Web Development is an important test case.      Just about anyone, with a reasonable amount of time and effort, can learn to develop a website in PHP, probably supported by some content management system as Drupal or ModX.    Somewhere, their development goes overboard, the system does an upgrade to support some security risk or vulnerability, and ‘pop’ –>  all that likely un-documented and messy code goes nowhere and wheels need to be reinvented.

That’s why learning Haskell is probably a good idea.    Without getting into the code itself, it insists that a function always causes the same result to happen with any given input(s).    Once developed, the documentation pretty much always exists in a minimal form (via Type declarations).    So many bad habits would disappear if only people were forced into developing this way.

The problem, unfortunately, is that Haskell coding is confusing.     There is no popular development framework to use it.     Once you try to apply the examples provided in text books to real world development, things go wonky.    I won’t go into the many reasons why, but I do have an observation based on what I’ve seen in responses from various gurus to newbies like me.

It’s this ->   Users think computers do things.    Computer engineers think computers solve problems.     In Haskell terms, any interaction between users and engineers results in a type error.    Somewhere along the line, an IO() monad needs to be created to turn what engineers like about Haskell into something that users will like about it.

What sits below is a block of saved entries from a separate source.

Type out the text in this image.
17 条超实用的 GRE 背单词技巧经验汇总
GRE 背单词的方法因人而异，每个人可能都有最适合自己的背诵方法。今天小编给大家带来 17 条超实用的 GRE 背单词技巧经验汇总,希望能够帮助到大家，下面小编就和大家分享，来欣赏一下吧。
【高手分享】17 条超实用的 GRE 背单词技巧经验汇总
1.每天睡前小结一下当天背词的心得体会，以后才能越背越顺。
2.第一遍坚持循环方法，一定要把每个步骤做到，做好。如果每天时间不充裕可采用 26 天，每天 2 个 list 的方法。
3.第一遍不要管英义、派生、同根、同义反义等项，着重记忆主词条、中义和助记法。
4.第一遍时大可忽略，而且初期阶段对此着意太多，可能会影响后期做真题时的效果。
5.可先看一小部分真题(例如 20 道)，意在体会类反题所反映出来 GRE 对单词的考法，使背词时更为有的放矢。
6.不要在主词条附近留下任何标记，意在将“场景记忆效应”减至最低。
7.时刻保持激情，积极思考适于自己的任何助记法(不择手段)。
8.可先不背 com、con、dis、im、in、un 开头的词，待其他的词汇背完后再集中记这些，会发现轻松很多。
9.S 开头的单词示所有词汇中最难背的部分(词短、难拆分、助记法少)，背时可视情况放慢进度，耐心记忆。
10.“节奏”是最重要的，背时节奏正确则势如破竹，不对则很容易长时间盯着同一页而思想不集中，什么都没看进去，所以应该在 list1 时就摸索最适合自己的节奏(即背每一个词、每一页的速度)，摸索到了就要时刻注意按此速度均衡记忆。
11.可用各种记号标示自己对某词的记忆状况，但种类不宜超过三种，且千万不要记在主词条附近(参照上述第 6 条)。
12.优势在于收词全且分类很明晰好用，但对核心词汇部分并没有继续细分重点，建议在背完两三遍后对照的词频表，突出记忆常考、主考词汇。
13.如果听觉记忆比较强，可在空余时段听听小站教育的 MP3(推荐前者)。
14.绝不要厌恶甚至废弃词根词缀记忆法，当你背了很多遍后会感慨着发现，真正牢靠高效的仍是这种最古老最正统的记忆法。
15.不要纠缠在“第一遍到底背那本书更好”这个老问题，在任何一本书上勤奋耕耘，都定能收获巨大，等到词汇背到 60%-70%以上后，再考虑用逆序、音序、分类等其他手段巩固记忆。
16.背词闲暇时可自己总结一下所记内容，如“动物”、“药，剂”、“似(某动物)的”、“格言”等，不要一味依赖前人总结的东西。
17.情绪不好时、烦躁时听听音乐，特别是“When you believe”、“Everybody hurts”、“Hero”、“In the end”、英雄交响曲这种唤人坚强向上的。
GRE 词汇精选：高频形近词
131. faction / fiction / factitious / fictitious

I would like to propose a management framework, similar to extreme programming, to manage the development of functional code for regular people.   While Programming it in Haskell is not a bad start, it uses a problem solving model, rather than a ‘how do you make the software do x’ model.    It focuses on mathematical abstractions rather than simple actions.     For instance, I would like to see a book that uses the development of a rogue-like rpg game in Haskell as an example.    Instead of worrying about efficient computation, abstractions about ‘laziness’ and recursive factorial examples, the writer would have to focus on managing complex (a tuple of a lists of tuples) types, worrying about random numbers and IO issues that are inherent to Haskell.   In approaching such a game, should I worry about creating newtypes first, or work from what I want main to do and fill in the gaps?

But while I make this suggestion, I really have no idea of what kind of advice I can offer your typical new-to-haskell coder.     But I have some hypotheses:

  • work from the main :: IO() first and build a framework of functions to develop your outputs.
  • possibly create type variables for each of your functions, making it equal in Type to a typical output you would like to see.    Then work backwards from there to create a lazy output, then involve possible recursion and so on.
  • use generic types (eg. Int, String, Char etc.) with comments first, then develop types to make your code more clear.
  • unit tests should include the System.IO.Unsafe module (cheating should be allowed when you are testing your code – let the learning happen when you are developing real code)

I’ll add what I can as I continue to learn more about coding in Haskell.    The bottom line is that I think more people should be coding in a language like Haskell, but they are unlikely to work with it if they end up spending a bajillion hours just to get it to choose randomly from a list of monsters (for example).   Especially when they can learn how to do the same in three minutes using an imperative language like Python.

For the greater good and more sustainable code overall, what high-level tips or approaches can you offer any newbie coders of Haskell, so they can develop without becoming absolutely bogged down in failure with their Haskell programs?

UPDATE:   After writing this, I found a great powerpoint tutorial by Graham Hutton that uses Hangman as an example of interactive Haskell code development.